Uma pandemia de fake news
Um estudo acerca da divulgação de notícias falsas no Brasil, seu impacto no combate à pandemia e no ordenamento jurídico pátrio.
quinta-feira, 22 de abril de 2021
Atualizado às 13:21
A pandemia do coronavírus impactou a nossa sociedade de forma profunda e completamente imprevisível, motivo pelo qual estudiosos da própria Organização Mundial de Saúde (OMS) têm sustentado que seus reflexos ainda serão sentidos nas próximas décadas¹. Inclusive, impende asseverar que tais sequelas não se resumem ao âmbito de saúde. Por esse motivo, demandam um esforço mútuo da ciência, da política e, até mesmo, da justiça. Afinal, conforme a doença foi se instalando, houve uma outra infestação que a acompanhou: as fake news.
Nossas "velhas" conhecidas nessa era digital, as fake news podem ser definidas como "histórias falsas que parecem ser notícias, espalhadas na internet ou através do uso de outras mídias, geralmente criadas para influenciar visões políticas ou como brincadeiras"². Em outras palavras, são nada mais do que um artifício para ludibriar o leitor a crer naquilo que o locutor deseja, seja uma situação inexistente, meramente tirada de contexto ou deliberadamente exagerada.
Geralmente muito veiculadas em época de eleições, as fake news tendem a direcionar a opinião popular num determinado viés, através da disseminação rápida promovida pelas redes sociais, com o intuito de inflamar os sentimentos da população para benefício de alguém ou algum grupo. Na pandemia, porém, vimos uma nova 'cepa' de notícias falsas, relacionadas à área da saúde, às vacinas, e aos medicamentos que faziam parte (ou não) do tratamento da doença; em suma, diversas narrativas com a intenção de moldar a visão popular acerca da pandemia.
Mas a questão que fica é: como o ordenamento jurídico brasileiro trata destas notícias falsas e daqueles que as criam e propagam?
Para solucionar essa indagação, é vital pontuar, em um primeiro momento, que as Fake News detêm capacidade de influenciar nos mais diversos aspectos da vida social. Afinal, não apenas podem prejudicar a honra de alguém perante seu meio social de convivência, como também podem influenciar em escolhas ou resultados. Podem influir, ainda, na opinião pública acerca da adoção de determinada conduta, como tem ocorrido quanto à negligência por parte de determinados cidadãos na escolha por não tomar as vacinas de imunização do Sars-CoV-2 e até mesmo fazer campanha contra o uso destas vacinas, geralmente tendo por base premissas falhas ou falaciosas e sem qualquer embasamento científico.

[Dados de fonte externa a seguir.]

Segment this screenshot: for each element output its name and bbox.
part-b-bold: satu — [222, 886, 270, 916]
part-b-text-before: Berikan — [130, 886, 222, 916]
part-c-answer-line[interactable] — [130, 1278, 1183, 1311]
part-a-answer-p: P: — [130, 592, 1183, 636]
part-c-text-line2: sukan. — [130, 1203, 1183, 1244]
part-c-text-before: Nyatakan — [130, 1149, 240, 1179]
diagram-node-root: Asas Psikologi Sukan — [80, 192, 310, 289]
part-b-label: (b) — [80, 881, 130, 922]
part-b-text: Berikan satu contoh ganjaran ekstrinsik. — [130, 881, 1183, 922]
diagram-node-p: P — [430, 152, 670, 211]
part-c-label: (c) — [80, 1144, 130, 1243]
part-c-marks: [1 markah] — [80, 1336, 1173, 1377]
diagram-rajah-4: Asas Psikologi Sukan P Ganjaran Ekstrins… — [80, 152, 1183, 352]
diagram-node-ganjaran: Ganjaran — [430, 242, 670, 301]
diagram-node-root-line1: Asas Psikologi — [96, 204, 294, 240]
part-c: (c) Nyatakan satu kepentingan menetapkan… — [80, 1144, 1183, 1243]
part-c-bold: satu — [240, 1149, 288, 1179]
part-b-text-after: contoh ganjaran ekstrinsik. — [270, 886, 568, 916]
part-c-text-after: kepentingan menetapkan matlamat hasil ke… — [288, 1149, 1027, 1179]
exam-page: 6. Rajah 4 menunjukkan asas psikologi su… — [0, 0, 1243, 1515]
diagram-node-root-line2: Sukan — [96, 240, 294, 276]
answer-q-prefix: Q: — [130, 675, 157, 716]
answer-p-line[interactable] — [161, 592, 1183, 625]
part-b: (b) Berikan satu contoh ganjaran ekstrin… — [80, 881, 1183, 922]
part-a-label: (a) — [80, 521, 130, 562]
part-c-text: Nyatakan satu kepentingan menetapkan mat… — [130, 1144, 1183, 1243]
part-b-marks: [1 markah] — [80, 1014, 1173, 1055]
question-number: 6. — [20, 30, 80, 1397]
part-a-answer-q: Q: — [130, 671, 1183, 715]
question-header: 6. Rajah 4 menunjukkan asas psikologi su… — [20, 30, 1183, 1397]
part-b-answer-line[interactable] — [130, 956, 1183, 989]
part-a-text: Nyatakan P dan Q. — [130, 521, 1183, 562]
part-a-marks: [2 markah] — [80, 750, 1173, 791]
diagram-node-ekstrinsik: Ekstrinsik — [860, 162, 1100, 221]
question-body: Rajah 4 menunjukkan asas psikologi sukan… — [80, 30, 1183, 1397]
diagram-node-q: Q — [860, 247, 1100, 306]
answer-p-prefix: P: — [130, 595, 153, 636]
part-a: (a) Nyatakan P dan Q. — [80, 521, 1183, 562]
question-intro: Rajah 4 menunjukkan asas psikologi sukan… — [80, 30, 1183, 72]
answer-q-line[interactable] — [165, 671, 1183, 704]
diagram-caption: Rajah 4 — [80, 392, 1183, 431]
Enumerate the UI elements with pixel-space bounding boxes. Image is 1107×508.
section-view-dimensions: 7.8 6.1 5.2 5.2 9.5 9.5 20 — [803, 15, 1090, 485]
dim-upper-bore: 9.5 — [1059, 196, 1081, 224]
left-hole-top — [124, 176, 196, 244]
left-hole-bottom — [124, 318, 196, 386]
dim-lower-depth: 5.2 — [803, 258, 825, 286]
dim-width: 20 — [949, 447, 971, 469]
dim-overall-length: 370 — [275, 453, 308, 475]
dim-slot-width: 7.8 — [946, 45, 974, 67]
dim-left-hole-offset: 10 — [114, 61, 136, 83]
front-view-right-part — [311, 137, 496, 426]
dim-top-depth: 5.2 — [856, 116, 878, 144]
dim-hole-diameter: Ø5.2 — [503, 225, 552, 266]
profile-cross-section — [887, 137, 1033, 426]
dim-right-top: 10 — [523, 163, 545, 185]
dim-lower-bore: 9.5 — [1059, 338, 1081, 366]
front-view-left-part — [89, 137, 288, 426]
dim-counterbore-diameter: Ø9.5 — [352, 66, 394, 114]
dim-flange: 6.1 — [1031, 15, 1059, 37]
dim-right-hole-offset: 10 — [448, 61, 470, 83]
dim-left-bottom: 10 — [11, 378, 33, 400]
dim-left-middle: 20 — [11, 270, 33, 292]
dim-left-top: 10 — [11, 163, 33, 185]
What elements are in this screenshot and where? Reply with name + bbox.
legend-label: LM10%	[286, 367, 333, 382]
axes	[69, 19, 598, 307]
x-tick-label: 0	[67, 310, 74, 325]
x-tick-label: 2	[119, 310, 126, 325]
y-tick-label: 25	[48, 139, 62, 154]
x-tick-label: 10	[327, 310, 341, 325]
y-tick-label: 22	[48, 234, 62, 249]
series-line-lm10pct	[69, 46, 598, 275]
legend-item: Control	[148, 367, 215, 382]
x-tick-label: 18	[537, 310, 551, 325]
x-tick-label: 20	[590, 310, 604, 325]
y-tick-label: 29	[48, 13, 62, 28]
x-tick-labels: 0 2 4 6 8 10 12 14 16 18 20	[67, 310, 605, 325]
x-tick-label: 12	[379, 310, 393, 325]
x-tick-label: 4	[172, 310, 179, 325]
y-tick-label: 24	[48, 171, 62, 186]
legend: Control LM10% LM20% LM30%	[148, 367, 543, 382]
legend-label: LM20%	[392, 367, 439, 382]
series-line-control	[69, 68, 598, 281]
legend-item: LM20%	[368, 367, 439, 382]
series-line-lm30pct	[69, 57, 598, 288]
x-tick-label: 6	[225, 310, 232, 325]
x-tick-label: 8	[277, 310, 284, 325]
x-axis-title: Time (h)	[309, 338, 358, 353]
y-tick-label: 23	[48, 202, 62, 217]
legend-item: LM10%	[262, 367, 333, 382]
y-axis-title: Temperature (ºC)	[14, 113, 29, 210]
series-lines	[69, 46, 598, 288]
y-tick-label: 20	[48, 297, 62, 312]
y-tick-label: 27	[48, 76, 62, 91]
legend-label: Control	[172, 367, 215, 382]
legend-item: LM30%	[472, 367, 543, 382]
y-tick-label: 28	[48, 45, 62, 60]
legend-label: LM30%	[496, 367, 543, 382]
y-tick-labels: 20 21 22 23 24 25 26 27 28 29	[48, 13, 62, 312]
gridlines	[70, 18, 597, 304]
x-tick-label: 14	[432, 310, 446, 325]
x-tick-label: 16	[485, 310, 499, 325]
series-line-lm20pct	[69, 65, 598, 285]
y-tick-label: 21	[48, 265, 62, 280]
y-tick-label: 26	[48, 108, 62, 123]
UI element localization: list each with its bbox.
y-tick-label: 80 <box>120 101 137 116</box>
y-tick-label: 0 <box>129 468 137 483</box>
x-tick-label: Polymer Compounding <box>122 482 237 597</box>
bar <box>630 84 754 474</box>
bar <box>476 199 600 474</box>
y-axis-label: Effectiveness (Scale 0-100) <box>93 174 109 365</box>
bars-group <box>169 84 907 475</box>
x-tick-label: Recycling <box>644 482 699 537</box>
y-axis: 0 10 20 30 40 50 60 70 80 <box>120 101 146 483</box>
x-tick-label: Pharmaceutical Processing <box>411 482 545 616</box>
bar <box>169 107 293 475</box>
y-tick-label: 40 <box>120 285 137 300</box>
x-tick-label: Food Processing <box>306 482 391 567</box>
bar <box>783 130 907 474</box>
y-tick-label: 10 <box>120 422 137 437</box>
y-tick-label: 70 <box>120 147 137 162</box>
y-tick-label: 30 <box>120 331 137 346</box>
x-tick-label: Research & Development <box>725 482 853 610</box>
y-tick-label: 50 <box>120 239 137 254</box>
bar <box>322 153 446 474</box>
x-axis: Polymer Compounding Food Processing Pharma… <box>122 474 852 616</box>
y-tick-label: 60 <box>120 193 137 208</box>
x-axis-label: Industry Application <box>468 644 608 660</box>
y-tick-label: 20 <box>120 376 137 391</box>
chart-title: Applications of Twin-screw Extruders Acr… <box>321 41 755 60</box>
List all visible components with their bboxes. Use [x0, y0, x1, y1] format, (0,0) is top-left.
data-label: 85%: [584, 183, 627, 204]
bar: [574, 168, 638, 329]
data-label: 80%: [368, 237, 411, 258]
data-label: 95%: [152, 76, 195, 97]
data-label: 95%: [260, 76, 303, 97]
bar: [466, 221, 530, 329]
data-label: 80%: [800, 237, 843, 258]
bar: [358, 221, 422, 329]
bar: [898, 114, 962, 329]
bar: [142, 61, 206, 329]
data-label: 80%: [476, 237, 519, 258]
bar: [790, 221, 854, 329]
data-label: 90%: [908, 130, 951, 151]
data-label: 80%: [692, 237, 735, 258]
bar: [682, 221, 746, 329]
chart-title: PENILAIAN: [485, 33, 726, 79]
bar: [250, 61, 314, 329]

Tamanha sua complexidade que é possível vislumbrar que os mais diversos ramos do direito já buscaram meios de coibir a propagação de notícias falsas, como veremos a seguir. De fato, parece-nos vital um diálogo interdisciplinar, porquanto a veiculação digital e seu compartilhamento dar-se-ão de forma extremamente veloz, dificultando a restauração do status quo ante, o que torna imprescindível que haja uma maior quantidade de técnicas de prevenção e repressão por parte do sistema jurídico.
Em matéria penal, a temática ainda possui pouca influência, não havendo ainda qualquer cominação de sanção àquele que ultrapassa os limites da veracidade na internet. No entanto, é de consignar que já houve algumas tentativas de criminalização de tais condutas.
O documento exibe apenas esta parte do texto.